The recognition of caste as a dimension of discrimination is gaining institutional support in the U.S.
The California State University (CSU) system’s board of trustees voted unanimously on Tuesday to ratify a collective bargaining agreement (CBA) with its faculty union that adds caste to the list of categories that are protected against discrimination.
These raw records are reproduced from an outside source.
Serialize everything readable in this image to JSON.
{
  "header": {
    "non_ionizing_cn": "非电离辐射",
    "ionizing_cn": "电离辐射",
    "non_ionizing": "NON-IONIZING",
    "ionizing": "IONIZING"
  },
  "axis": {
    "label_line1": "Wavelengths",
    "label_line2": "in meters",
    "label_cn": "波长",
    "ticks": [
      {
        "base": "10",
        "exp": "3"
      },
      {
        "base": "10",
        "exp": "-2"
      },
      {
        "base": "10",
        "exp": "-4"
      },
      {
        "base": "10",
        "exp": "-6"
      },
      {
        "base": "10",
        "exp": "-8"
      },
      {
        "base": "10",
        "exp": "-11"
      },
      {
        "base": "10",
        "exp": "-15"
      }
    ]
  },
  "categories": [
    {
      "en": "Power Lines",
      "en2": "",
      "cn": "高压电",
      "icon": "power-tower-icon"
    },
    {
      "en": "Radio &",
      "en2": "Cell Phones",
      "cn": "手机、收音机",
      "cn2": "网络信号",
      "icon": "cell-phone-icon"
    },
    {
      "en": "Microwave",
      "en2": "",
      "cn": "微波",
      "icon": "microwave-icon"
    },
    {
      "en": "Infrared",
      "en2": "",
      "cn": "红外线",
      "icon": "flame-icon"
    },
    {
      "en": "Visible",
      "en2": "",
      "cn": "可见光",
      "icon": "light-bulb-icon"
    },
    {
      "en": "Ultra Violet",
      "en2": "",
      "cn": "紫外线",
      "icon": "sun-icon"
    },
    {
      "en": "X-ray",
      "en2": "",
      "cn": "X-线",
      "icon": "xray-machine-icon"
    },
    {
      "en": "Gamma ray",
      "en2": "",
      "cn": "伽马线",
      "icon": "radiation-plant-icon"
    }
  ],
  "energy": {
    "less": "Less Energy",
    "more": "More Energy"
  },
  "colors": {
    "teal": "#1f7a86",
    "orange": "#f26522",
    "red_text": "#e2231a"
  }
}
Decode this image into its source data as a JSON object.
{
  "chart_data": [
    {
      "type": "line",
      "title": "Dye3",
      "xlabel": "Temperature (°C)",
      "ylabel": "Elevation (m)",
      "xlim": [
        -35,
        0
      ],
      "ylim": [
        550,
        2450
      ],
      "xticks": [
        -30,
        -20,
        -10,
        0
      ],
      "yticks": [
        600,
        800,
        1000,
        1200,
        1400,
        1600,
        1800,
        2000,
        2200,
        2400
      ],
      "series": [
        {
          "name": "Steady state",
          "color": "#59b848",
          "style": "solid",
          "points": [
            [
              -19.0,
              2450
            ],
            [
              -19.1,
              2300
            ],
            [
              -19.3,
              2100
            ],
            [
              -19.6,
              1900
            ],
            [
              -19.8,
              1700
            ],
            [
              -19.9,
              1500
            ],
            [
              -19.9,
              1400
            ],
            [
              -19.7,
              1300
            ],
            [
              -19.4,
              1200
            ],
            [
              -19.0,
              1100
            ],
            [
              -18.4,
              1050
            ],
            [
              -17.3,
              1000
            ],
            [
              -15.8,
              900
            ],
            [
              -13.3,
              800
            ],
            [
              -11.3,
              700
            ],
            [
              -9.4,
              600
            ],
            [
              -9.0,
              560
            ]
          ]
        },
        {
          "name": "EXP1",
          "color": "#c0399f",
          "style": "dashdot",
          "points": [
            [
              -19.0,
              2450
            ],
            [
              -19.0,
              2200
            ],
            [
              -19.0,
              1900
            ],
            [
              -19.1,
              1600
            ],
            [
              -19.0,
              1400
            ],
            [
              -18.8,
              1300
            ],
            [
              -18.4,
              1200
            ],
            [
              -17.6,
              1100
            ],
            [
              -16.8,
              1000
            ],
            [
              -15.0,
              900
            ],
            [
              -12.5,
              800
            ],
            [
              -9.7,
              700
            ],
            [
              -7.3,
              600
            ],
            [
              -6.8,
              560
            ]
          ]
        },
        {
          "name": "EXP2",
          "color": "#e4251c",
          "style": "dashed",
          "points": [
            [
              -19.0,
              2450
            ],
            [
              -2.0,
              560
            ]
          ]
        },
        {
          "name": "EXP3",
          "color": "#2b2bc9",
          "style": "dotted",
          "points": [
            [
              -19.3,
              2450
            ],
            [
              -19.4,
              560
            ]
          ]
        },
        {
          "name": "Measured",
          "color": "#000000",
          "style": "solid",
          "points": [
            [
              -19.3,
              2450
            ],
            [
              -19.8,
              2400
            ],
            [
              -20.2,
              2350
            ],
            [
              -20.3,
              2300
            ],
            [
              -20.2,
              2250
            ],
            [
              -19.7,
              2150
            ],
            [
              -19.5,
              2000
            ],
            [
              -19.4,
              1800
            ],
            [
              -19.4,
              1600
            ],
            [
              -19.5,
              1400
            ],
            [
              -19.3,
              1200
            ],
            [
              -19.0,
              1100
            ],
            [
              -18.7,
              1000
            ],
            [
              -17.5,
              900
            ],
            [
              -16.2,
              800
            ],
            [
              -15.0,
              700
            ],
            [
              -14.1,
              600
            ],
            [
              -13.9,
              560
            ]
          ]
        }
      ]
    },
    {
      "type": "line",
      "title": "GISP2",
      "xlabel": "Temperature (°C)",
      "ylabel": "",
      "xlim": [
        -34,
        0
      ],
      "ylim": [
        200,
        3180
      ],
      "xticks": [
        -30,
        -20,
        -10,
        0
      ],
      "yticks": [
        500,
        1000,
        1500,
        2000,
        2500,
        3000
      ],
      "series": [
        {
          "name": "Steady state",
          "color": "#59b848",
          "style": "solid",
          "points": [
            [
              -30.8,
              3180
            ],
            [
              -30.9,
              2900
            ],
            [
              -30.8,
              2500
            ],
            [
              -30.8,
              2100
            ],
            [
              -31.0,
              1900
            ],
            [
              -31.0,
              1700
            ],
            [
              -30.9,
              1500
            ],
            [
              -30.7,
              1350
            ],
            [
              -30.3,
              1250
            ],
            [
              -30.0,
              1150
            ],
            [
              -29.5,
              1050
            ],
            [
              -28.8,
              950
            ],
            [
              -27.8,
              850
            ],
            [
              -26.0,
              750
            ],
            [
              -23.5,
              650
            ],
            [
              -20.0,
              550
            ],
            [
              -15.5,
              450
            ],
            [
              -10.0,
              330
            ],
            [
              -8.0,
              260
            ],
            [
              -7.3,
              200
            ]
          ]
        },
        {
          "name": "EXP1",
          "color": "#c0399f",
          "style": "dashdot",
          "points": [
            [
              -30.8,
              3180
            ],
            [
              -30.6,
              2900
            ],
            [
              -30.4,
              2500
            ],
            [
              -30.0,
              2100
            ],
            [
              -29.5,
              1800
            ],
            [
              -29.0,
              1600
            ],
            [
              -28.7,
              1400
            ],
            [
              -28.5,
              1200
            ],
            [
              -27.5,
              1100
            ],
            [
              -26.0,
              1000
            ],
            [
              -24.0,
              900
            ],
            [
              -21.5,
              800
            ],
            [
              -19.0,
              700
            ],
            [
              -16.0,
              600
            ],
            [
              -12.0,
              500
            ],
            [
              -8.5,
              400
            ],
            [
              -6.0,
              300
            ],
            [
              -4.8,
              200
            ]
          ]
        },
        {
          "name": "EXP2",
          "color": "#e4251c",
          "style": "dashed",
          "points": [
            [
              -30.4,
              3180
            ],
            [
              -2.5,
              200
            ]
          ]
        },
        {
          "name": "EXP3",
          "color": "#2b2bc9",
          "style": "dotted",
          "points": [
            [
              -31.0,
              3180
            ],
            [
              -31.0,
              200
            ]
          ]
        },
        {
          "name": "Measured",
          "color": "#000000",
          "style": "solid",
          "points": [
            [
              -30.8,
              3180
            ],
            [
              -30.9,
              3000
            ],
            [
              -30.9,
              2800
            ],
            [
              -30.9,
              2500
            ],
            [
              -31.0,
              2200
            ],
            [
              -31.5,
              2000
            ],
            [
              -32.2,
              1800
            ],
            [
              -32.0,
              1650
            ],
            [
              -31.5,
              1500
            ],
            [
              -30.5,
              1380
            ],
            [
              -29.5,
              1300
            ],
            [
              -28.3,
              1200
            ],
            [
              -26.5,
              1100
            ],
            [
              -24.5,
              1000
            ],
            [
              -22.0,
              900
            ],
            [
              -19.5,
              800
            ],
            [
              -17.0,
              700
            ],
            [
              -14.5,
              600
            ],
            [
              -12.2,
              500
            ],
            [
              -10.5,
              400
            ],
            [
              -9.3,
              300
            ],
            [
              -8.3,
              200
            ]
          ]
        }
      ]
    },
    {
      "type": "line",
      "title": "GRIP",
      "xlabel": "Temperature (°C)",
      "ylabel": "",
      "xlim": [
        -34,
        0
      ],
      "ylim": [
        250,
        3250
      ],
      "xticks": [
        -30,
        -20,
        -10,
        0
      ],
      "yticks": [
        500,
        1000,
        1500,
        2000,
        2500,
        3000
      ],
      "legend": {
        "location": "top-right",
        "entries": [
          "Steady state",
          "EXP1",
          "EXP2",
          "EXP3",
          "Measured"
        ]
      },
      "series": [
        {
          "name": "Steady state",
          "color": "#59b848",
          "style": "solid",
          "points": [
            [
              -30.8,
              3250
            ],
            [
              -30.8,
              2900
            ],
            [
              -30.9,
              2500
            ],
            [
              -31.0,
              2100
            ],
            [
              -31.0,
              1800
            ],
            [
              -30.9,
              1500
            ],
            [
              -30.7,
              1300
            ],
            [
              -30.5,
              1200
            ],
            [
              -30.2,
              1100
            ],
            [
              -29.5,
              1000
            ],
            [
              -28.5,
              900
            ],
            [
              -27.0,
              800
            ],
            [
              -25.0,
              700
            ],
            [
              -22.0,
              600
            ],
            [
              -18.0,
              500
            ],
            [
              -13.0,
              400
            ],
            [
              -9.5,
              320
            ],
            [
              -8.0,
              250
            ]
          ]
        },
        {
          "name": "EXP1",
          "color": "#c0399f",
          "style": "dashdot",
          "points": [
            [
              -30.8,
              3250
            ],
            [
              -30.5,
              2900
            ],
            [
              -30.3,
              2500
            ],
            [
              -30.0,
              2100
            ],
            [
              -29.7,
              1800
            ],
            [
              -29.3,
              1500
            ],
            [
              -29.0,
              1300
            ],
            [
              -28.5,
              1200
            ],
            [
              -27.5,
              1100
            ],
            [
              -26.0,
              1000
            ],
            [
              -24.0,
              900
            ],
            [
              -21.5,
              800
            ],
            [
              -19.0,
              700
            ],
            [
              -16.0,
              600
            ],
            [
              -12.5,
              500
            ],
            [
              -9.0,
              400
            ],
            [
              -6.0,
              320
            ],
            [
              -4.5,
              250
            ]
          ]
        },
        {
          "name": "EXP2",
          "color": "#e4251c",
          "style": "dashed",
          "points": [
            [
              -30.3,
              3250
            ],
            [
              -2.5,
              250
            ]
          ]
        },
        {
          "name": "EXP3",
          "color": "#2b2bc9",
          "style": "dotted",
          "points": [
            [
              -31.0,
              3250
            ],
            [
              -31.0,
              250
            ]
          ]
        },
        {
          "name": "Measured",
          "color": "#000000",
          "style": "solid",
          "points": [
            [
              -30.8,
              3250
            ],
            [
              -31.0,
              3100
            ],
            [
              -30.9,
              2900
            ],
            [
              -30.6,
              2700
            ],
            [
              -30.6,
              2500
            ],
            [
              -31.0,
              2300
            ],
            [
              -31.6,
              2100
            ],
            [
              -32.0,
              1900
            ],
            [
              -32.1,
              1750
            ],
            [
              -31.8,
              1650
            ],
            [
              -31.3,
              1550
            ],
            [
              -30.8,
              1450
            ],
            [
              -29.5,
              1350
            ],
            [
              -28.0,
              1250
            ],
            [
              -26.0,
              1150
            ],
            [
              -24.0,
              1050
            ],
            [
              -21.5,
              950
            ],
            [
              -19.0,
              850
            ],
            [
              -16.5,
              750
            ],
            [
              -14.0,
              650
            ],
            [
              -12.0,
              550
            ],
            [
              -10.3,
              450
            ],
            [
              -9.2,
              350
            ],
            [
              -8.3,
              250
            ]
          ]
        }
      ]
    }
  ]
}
The move comes after a few hundred individuals allied with trade coalitions and rights groups as well as faculty wrote in support of the move, which was opposed by a smaller group of eighty-plus faculty that said it would target Indian and South Asian origin individuals for special scrutiny.
The addition of caste as a ‘protected category’ to the CBA with the union (the California Faculty Association or CFA), follows from an earlier move by the 23- campus system to bring caste into the purview of its anti-discrimination policy.
Thenmozhi Soundararajan, Executive Director of Equality Labs, a Dalit rights organisation that works for institutional recognition of caste discrimination, said that the “ undemocratic efforts of opponents who are opposed to caste equity” could not derail things – a reference to the opposition from a faculty group that opposed the change. The group had the backing of the Hindu American Foundation (HAF), that had written to oppose the move.
“Neither CFA nor CSU have the right to negotiate a denial of constitutional rights to equal protection and due process,” Suhag Shukla, Executive Director of HAF said in a statement to the trustees that she posted to her Twitter account. Ms. Shukla said she was not given the opportuity to provide testimony but the statement contained what she had planned to say.
“Combatting discrimination of all kinds is a shared goal, but mandating disparate treatment of only Indian and South Asian faculty with a non-facially neutral class is discrominatory and not a solution,” she said in the statement.
“We have already won and we will defend our win even if we have to go to the highest court in the United States. Justice will not be denied. We now look forward to implementing these policies,” Ms. Soundararajan said.
The recognition of caste as a dimension of discrimination is gaining institutional support in the U.S. For instance, in December, Harvard University ratified an agreemnet with its Graduate Student Union in December which included caste as a protected category.
Among those who sent letters and statements of support for the inclusion of caste in the Cal State CBA were the California Trade Justice Coalition – an alliance of unions and rights groups and APALA AFL-CIO, an Asian American workers alliance affiliated with the AFL-CIO, the country’s largest federation of unions.